Proview Electronics has taken the legal fight to Apple’s home ground in California, following a series of court cases in China.
We shall fight on the beaches of California
Proview Electronics, a Taiwanese flatscreen manufacturer based on the Chinese mainland in Shenzhen, bought the rights to the IPAD brand name in several countries as early as 2000. The company said it later sold some international rights to Apple, but claims it still owns the iPad name in China. It is now trying to stop the sales of the tablet, asking for a reported 10 billion yuan (£1 billion) in compensation for trademark infringement.
Any kind of ban in China would obviously be a major headache for Apple, since that is where most of the iPads are manufactured. If Proview is successful, it would effectively stop worldwide distribution of the tablet, and delay the launch of the iPad 3.
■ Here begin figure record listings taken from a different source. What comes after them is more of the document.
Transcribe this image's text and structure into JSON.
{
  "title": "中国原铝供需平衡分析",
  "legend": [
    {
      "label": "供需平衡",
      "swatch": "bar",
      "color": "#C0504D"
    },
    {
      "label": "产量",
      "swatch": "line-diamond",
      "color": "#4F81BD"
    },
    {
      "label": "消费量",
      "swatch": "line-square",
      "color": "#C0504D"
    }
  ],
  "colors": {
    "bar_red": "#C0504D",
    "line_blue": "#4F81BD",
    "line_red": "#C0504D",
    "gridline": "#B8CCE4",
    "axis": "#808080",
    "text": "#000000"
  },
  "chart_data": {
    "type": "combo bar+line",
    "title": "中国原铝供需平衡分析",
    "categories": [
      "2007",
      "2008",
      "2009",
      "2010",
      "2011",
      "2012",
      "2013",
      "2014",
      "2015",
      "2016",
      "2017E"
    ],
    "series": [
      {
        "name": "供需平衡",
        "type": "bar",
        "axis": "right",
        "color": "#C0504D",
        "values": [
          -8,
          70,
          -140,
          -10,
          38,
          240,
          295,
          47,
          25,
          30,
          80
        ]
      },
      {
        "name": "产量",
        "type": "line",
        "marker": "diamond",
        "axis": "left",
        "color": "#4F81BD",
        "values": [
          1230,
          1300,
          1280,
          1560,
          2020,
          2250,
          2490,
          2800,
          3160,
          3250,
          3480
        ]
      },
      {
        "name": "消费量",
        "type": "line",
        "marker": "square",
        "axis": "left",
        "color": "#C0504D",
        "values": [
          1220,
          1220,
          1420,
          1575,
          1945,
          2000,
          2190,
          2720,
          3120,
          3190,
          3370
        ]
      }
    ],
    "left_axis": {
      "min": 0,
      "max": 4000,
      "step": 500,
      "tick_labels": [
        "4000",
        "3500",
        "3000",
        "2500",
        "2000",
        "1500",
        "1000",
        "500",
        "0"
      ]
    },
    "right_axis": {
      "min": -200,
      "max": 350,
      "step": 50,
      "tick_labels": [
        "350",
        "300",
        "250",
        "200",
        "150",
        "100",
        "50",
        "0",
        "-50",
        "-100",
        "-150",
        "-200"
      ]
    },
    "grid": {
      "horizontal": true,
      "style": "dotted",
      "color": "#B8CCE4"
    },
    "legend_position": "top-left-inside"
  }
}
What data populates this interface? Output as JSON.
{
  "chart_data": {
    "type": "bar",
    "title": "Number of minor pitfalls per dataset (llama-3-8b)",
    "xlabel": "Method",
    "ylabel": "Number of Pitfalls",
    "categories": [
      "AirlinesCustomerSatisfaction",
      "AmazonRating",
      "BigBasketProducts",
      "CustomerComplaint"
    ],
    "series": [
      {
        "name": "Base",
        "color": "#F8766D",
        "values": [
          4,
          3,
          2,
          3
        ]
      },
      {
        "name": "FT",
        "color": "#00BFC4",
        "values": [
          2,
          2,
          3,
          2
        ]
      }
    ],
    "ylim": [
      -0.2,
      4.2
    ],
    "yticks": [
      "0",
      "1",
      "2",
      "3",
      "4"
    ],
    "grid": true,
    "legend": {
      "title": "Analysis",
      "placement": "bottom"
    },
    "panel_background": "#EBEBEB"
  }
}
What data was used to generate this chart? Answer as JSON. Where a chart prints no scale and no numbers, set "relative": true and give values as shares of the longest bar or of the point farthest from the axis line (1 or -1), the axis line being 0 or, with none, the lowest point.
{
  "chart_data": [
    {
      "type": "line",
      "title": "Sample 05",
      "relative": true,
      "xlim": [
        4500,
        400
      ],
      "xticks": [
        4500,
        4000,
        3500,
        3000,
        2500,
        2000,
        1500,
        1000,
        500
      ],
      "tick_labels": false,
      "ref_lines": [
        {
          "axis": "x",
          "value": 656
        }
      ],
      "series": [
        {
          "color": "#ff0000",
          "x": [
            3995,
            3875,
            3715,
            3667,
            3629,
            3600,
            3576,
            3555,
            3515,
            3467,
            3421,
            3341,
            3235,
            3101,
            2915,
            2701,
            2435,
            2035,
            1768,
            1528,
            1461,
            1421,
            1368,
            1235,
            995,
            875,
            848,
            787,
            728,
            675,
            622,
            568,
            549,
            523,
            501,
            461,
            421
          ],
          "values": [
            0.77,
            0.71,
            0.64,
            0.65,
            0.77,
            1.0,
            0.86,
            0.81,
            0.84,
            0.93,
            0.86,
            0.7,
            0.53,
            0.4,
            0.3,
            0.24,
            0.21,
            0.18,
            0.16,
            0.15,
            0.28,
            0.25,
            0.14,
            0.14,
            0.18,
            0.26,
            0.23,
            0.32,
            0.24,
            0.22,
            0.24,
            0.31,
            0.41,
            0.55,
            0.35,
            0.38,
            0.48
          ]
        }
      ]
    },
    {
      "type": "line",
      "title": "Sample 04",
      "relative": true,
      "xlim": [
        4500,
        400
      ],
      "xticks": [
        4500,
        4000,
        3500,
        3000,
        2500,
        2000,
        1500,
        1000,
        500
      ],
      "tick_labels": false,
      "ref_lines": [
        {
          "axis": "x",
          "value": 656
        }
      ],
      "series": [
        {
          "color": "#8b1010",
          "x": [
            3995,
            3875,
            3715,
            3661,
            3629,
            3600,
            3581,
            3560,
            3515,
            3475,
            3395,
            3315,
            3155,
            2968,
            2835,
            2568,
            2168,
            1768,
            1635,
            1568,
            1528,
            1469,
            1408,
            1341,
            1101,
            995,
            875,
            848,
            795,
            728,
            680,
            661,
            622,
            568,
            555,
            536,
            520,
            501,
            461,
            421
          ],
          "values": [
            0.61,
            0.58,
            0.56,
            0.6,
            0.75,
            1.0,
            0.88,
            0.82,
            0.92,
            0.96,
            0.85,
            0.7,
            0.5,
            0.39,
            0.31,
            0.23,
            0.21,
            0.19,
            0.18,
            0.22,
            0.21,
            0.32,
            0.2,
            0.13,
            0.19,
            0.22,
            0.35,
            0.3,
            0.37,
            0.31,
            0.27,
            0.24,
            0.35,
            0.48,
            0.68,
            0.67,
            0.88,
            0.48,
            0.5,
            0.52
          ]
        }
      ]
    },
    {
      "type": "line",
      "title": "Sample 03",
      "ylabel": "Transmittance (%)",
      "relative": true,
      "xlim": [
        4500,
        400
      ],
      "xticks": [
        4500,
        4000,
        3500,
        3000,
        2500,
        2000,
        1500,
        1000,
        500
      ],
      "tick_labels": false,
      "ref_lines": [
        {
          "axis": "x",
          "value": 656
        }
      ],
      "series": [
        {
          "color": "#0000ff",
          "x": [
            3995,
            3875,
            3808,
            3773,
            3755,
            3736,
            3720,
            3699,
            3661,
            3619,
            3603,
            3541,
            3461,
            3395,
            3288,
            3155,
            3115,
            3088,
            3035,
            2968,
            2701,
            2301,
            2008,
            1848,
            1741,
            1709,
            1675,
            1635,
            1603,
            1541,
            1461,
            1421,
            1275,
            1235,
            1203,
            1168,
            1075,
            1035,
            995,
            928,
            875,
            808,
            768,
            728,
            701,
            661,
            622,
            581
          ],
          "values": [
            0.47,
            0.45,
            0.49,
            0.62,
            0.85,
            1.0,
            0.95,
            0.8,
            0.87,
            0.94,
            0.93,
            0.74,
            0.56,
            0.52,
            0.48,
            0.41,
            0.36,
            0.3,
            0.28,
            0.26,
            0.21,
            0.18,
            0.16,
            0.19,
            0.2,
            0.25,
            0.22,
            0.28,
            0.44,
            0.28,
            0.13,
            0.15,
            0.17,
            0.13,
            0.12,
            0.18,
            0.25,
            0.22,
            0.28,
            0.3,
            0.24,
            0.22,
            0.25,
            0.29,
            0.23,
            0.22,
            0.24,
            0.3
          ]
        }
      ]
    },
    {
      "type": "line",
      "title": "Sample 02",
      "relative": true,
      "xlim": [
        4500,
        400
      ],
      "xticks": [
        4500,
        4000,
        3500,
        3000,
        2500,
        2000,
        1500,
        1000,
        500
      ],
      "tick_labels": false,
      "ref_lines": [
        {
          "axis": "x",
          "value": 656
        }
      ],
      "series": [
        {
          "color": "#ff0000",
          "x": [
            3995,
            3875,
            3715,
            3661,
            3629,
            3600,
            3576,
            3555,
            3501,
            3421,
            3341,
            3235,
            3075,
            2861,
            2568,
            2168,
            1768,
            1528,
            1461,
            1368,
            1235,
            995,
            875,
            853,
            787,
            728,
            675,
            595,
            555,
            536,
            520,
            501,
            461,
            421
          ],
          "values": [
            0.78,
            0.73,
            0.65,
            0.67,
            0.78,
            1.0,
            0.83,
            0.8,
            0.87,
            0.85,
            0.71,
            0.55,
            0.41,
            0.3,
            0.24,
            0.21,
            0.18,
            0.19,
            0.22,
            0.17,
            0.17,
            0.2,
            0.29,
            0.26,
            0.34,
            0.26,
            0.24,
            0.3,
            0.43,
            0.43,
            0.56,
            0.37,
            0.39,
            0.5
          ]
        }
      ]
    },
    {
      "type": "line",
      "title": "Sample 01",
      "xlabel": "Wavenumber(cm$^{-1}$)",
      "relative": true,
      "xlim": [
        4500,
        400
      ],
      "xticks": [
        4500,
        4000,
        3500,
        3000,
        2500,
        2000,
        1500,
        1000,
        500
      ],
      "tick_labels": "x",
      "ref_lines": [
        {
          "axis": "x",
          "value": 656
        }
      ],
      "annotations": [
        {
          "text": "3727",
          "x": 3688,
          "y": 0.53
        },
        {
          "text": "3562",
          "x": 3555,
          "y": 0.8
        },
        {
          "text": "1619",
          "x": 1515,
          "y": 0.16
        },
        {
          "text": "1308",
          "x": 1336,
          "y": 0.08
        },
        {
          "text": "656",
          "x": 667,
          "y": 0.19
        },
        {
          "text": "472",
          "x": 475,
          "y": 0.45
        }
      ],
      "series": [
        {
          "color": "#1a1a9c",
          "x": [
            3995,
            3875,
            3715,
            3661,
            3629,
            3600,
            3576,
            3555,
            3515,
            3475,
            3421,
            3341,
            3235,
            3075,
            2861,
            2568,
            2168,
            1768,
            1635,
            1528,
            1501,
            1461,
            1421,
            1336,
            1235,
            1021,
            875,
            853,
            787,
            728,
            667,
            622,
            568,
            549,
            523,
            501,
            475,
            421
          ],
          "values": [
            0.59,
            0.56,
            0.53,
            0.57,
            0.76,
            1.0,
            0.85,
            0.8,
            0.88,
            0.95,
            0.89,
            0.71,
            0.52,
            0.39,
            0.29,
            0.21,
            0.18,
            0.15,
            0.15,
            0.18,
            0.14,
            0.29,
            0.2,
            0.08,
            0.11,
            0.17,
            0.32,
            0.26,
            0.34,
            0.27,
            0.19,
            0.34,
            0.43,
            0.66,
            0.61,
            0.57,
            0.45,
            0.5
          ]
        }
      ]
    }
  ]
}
According to the Washington Post, Proview developed what it said was an “iFamily” range of products, including iTV, iWeb and iPAD. It launched its iPAD in 2000, but unlike Apple’s 2010 tablet computer, Proview’s earlier version failed to hit the market sweet spot that might have made it a hit.
The story so far
Apple bought the global IPAD trademark from Proview for measly £35,000 in 2006. But when it tried to register the name in China, the move was denied by the Chinese trademark office, which claimed the trademark already had an owner. Apple says Proview sold the mainland Chinese rights to the iPad trademark in a later 2009 deal.
In the lawsuit, Proview accuses Apple of creating a special purpose entity – IP Application Development Ltd, or IPAD – to buy the iPad name from it, concealing Apple’s role in the matter, reports Reuters. In its filing, Proview alleged lawyers for IPAD repeatedly said it would not be competing with the Chinese firm, and refused to say why they needed the trademark.
Proview has threatened to sell the trademark to a third party in 2010, but this move was stopped by Apple winning a preliminary injunction. The Chinese company had then managed to enforce a sales ban in the Hebei and Henan provinces, pulling the tablets from stores. Earlier this week it had lost its appeal to ban sales of the tablet in the city of Shanghai.
The next phase of the ongoing battle will be an Apple appeal on 29 February in the Guangdong province High Court, where Apple failed to claim the iPad brand last December.
Proview International Holdings was once one of the world’s leading makers of computer monitors, with sales in 50 countries and more than 7,000 employees in factories in Taiwan and China. It was manufacturing cathode-ray tube displays, and did not take the transition to LCD very well. The company is now deep in the red, and faces its shares being removed from the Hong Kong Stock Exchange, unless it manages to come up with a lot of money, fast.